Não estranha, que nesta escusada conjuntura de desalento e de fortes emoções, os profissionais do ensino com mais consciência social e cultural vejam os perigos que espreitam a escola pública, democrática e inclusiva, erguida sobre a estrutura de ensino elitista que o Portugal do pós Abril herdou da ditadura, mas que foi consolidando nestes últimos 50 anos.
Convenhamos que a aspiração de pensar uma escola que promovesse a igualdade de oportunidades e atenuasse as desigualdades sociais se viria a revelar como um dos grandes mitos educativos das últimas décadas.
Porém, tal não invalida que, mesmo os mais cépticos, não reconheçam que as democracias europeias estão longe de poder inventar uma outra instituição capaz de corresponder, com tanta eficácia, às demandas sociais, quanto o faz ainda hoje a escola pública democrática e inclusiva.
Mesmo sabendo que fenómenos, como o são o abandono e o insucesso escolar, a reprodução das desigualdades dentro da comunidade educativa, a incapacidade de manter currículos que valorizem para a vida, a erosão das competências profissionais dos docentes, acompanhada pela perda de estatuto remuneratório e social são problemáticas que colocam em causa os pressupostos dessa mesma escola pública.
Hoje, a vida nas escolas é muito menos atraente para quem nelas estuda e trabalha e a desmotivação dos professores e dos educadores acentua-se com a degradação das suas condições de trabalho.
Todos sabemos, ou julgamos saber, como deve ser e o que deve ter uma escola pública que promova a aprendizagem efectiva dos seus aprendentes e o bem-estar e a profissionalidade dos seus formadores.
Todavia, há uma questão que introduz toda a entropia nestas instituições, e esta surge quando os governos se deitam a fazer contas sobre quanto custa garantir esses direitos. Sobretudo, quando os políticos sabem que todo o investimento em educação só produz efeitos a longo prazo, o que não se compagina com a gestão do calendário dos seus curtos ciclos eleitorais.

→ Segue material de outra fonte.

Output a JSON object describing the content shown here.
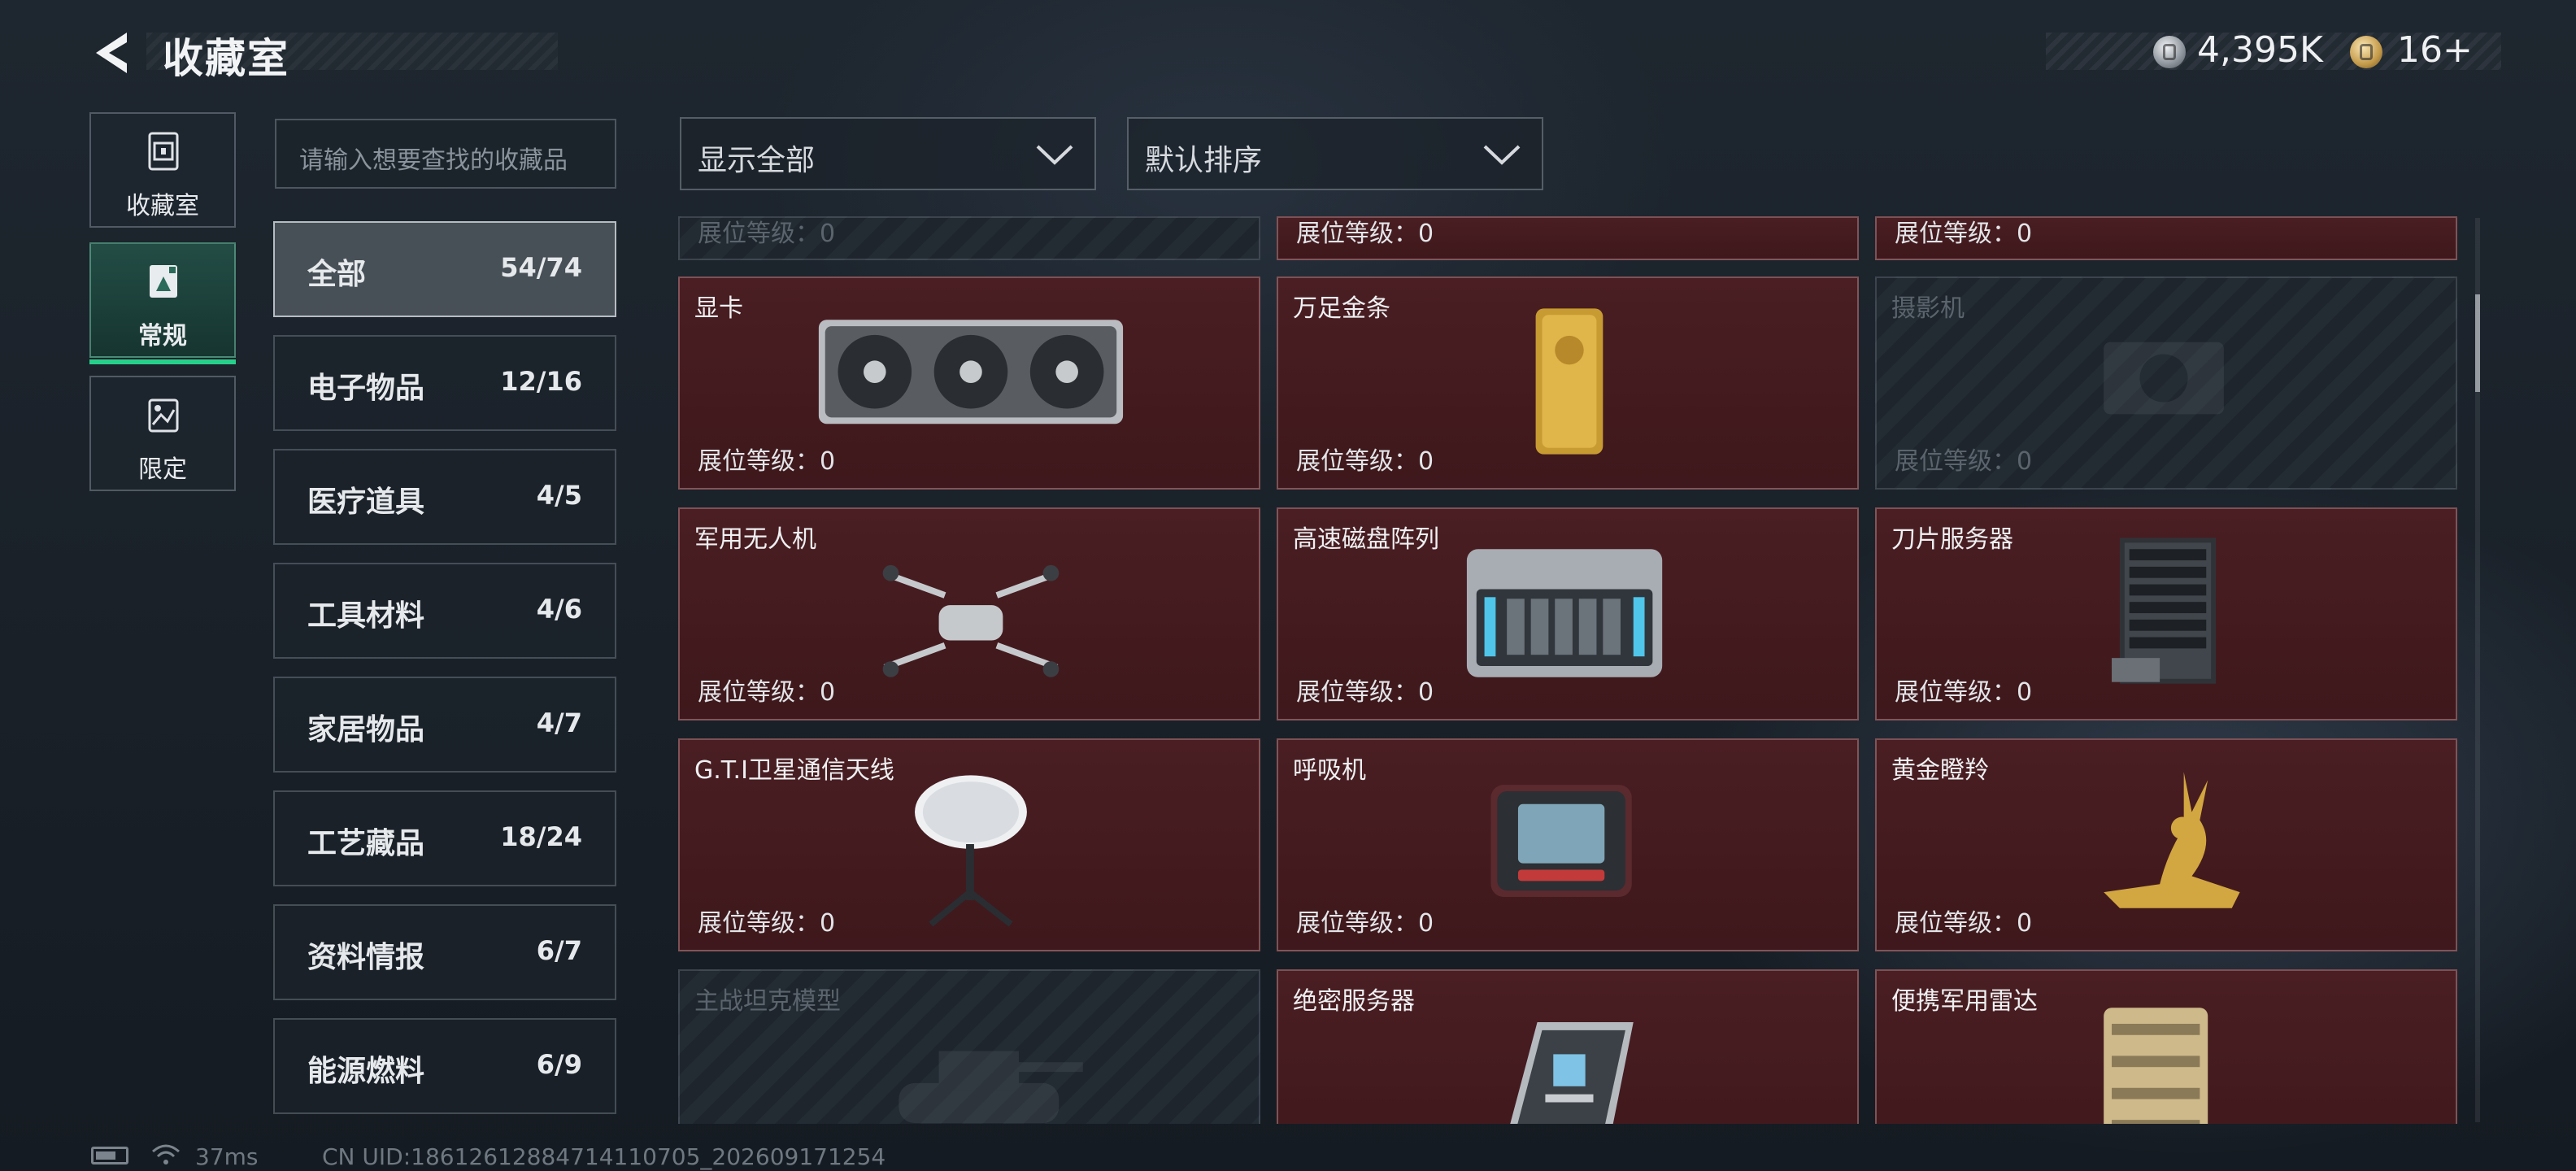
{
  "header": {
    "title": "收藏室",
    "currency_silver": "4,395K",
    "currency_gold": "16+"
  },
  "rail": [
    {
      "label": "收藏室",
      "icon": "vault-icon",
      "active": false
    },
    {
      "label": "常规",
      "icon": "item-box-icon",
      "active": true
    },
    {
      "label": "限定",
      "icon": "limited-icon",
      "active": false
    }
  ],
  "search": {
    "placeholder": "请输入想要查找的收藏品"
  },
  "categories": [
    {
      "name": "全部",
      "count": "54/74",
      "active": true
    },
    {
      "name": "电子物品",
      "count": "12/16"
    },
    {
      "name": "医疗道具",
      "count": "4/5"
    },
    {
      "name": "工具材料",
      "count": "4/6"
    },
    {
      "name": "家居物品",
      "count": "4/7"
    },
    {
      "name": "工艺藏品",
      "count": "18/24"
    },
    {
      "name": "资料情报",
      "count": "6/7"
    },
    {
      "name": "能源燃料",
      "count": "6/9"
    }
  ],
  "filters": {
    "display": "显示全部",
    "sort": "默认排序"
  },
  "level_label": "展位等级：0",
  "items": [
    {
      "name": "显卡",
      "owned": true,
      "icon": "graphics-card-icon"
    },
    {
      "name": "万足金条",
      "owned": true,
      "icon": "gold-bar-icon"
    },
    {
      "name": "摄影机",
      "owned": false,
      "icon": "camera-icon"
    },
    {
      "name": "军用无人机",
      "owned": true,
      "icon": "drone-icon"
    },
    {
      "name": "高速磁盘阵列",
      "owned": true,
      "icon": "disk-array-icon"
    },
    {
      "name": "刀片服务器",
      "owned": true,
      "icon": "blade-server-icon"
    },
    {
      "name": "G.T.I卫星通信天线",
      "owned": true,
      "icon": "satellite-dish-icon"
    },
    {
      "name": "呼吸机",
      "owned": true,
      "icon": "ventilator-icon"
    },
    {
      "name": "黄金瞪羚",
      "owned": true,
      "icon": "golden-gazelle-icon"
    },
    {
      "name": "主战坦克模型",
      "owned": false,
      "icon": "tank-model-icon"
    },
    {
      "name": "绝密服务器",
      "owned": true,
      "icon": "server-icon"
    },
    {
      "name": "便携军用雷达",
      "owned": true,
      "icon": "radar-icon"
    }
  ],
  "footer": {
    "ping": "37ms",
    "uid": "CN UID:18612612884714110705_202609171254"
  }
}
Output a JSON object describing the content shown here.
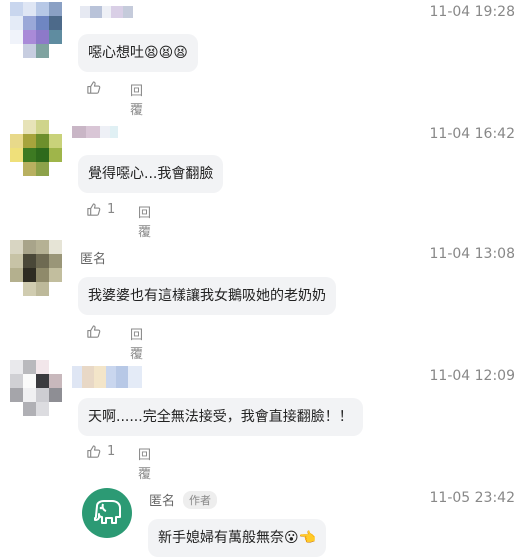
{
  "comments": [
    {
      "name": "",
      "time": "11-04 19:28",
      "text": "噁心想吐😫😫😫",
      "likes": "",
      "reply_label": "回覆"
    },
    {
      "name": "",
      "time": "11-04 16:42",
      "text": "覺得噁心...我會翻臉",
      "likes": "1",
      "reply_label": "回覆"
    },
    {
      "name": "匿名",
      "time": "11-04 13:08",
      "text": "我婆婆也有這樣讓我女鵝吸她的老奶奶",
      "likes": "",
      "reply_label": "回覆"
    },
    {
      "name": "",
      "time": "11-04 12:09",
      "text": "天啊......完全無法接受，我會直接翻臉！！",
      "likes": "1",
      "reply_label": "回覆"
    }
  ],
  "author_reply": {
    "name": "匿名",
    "badge": "作者",
    "time": "11-05 23:42",
    "text": "新手媳婦有萬般無奈😮👈",
    "avatar_icon": "elephant-icon",
    "avatar_color": "#2c9a74"
  },
  "colors": {
    "bubble": "#f2f3f5",
    "muted": "#888888"
  }
}
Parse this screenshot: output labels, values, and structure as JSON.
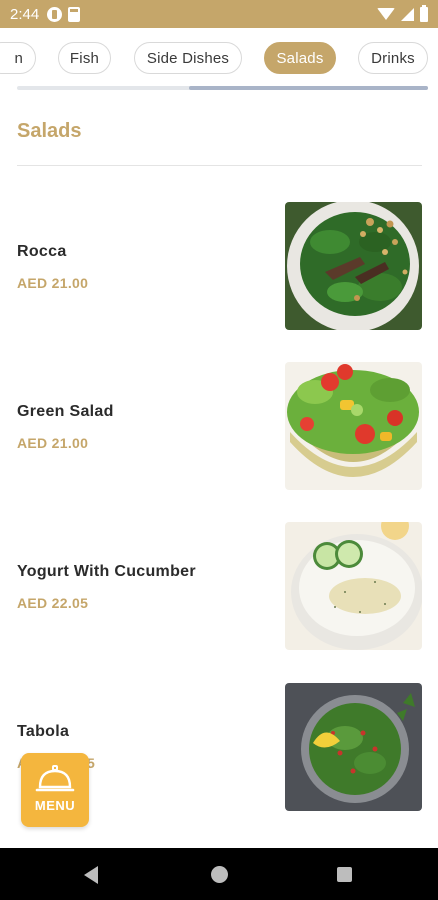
{
  "status_bar": {
    "time": "2:44"
  },
  "tabs": [
    {
      "label": "n",
      "active": false
    },
    {
      "label": "Fish",
      "active": false
    },
    {
      "label": "Side Dishes",
      "active": false
    },
    {
      "label": "Salads",
      "active": true
    },
    {
      "label": "Drinks",
      "active": false
    }
  ],
  "section": {
    "title": "Salads"
  },
  "items": [
    {
      "name": "Rocca",
      "price": "AED 21.00",
      "image": "rocca-salad-photo"
    },
    {
      "name": "Green Salad",
      "price": "AED 21.00",
      "image": "green-salad-photo"
    },
    {
      "name": "Yogurt With Cucumber",
      "price": "AED 22.05",
      "image": "yogurt-cucumber-photo"
    },
    {
      "name": "Tabola",
      "price": "A",
      "price_tail": "5",
      "image": "tabbouleh-photo"
    }
  ],
  "menu_button": {
    "label": "MENU",
    "icon": "cloche-icon"
  },
  "colors": {
    "accent": "#c5a66a",
    "fab": "#f4b63e",
    "nav": "#000000"
  }
}
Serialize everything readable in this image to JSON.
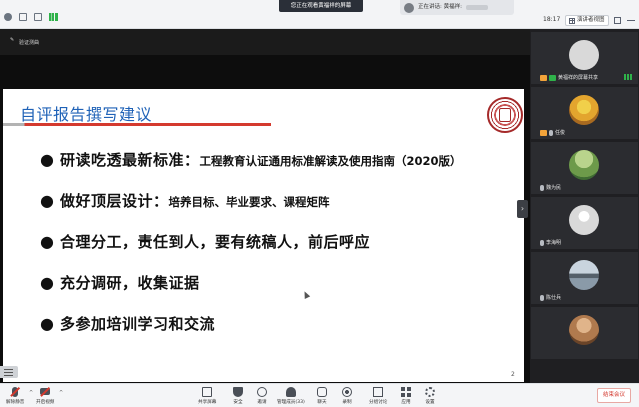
{
  "topbar": {
    "share_notice": "您正在观看黄福祥的屏幕",
    "speaking_label": "正在讲话: 黄福祥:",
    "clock": "18:17",
    "view_button_label": "演讲者视图"
  },
  "stage": {
    "header_text": "验证测曲"
  },
  "slide": {
    "title": "自评报告撰写建议",
    "bullets": [
      {
        "strong": "研读吃透最新标准：",
        "sub": "工程教育认证通用标准解读及使用指南（2020版）"
      },
      {
        "strong": "做好顶层设计：",
        "sub": "培养目标、毕业要求、课程矩阵"
      },
      {
        "strong": "合理分工，责任到人，要有统稿人，前后呼应",
        "sub": ""
      },
      {
        "strong": "充分调研，收集证据",
        "sub": ""
      },
      {
        "strong": "多参加培训学习和交流",
        "sub": ""
      }
    ],
    "bullet_symbol": "●",
    "page_number": "2"
  },
  "participants": [
    {
      "name": "黄福祥的屏幕共享",
      "avatar_color": "#d9d9d9"
    },
    {
      "name": "任俊",
      "avatar_color": "#e3a52e"
    },
    {
      "name": "魏为民",
      "avatar_color": "#7aa35a"
    },
    {
      "name": "李海明",
      "avatar_color": "#d9d9d9"
    },
    {
      "name": "陈仕兵",
      "avatar_color": "#8a9aa8"
    },
    {
      "name": "",
      "avatar_color": "#b07a4e"
    }
  ],
  "toolbar": {
    "mute_label": "解除静音",
    "video_label": "开启视频",
    "share_label": "共享屏幕",
    "security_label": "安全",
    "invite_label": "邀请",
    "participants_label": "管理成员(33)",
    "chat_label": "聊天",
    "record_label": "录制",
    "breakout_label": "分组讨论",
    "apps_label": "应用",
    "settings_label": "设置",
    "end_label": "结束会议"
  }
}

Não queremos uma escola pública que seja de baixa qualidade. Por isso estamos com todos os que afirmam ser urgente relançar a escola pública pela igualdade e pela democracia. Uma escola que seja exigente na valorização do conhecimento, e promotora da autonomia pessoal. Uma escola pública, laica e gratuita, que não desista de uma forte cultura de motivação e de realização de todos os membros da comunidade escolar. Uma escola pública que, enfim, assuma os seus alunos como primeiro compromisso, que seja lugar de democracia, dentro e fora da sala de aula, que se revele enquanto espaço de aprendizagem, e que se envolva no debate, para reflectir e participar no complexo mundo em que hoje vivemos
Formar a geração de amanhã não é tarefa fácil. Mas será certamente inconclusiva se escrutinarmos a escola e o trabalho dos professores apenas segundo critérios meramente economicistas, baseados numa filosofia de desenvolvimento empresarial. A escola é muito mais que isso: é filha de um outro espaço social e de um outro tempo matricial. Logo, se o quisermos, nesta matéria nada se deveria confundir, quando claramente estabelecidas as fronteiras sociais do quadro de competências e dos objectivos de missão de cada uma daquelas instituições.
Defender a escola pública, nesta conjuntura de inexplicável imprevisto, é demasiado urgente. Para tal, revela-se necessário que voltemos a exigir políticas públicas fortes, capazes de criar as condições para que a escolaridade obrigatória seja, de facto, universal e gratuita e se assuma, sem tibiezas, que o direito ao sucesso de todos, em pé de igualde, seja ela qual for, é um direito fundador da democracia e do Estado democrático, com meio século de existência.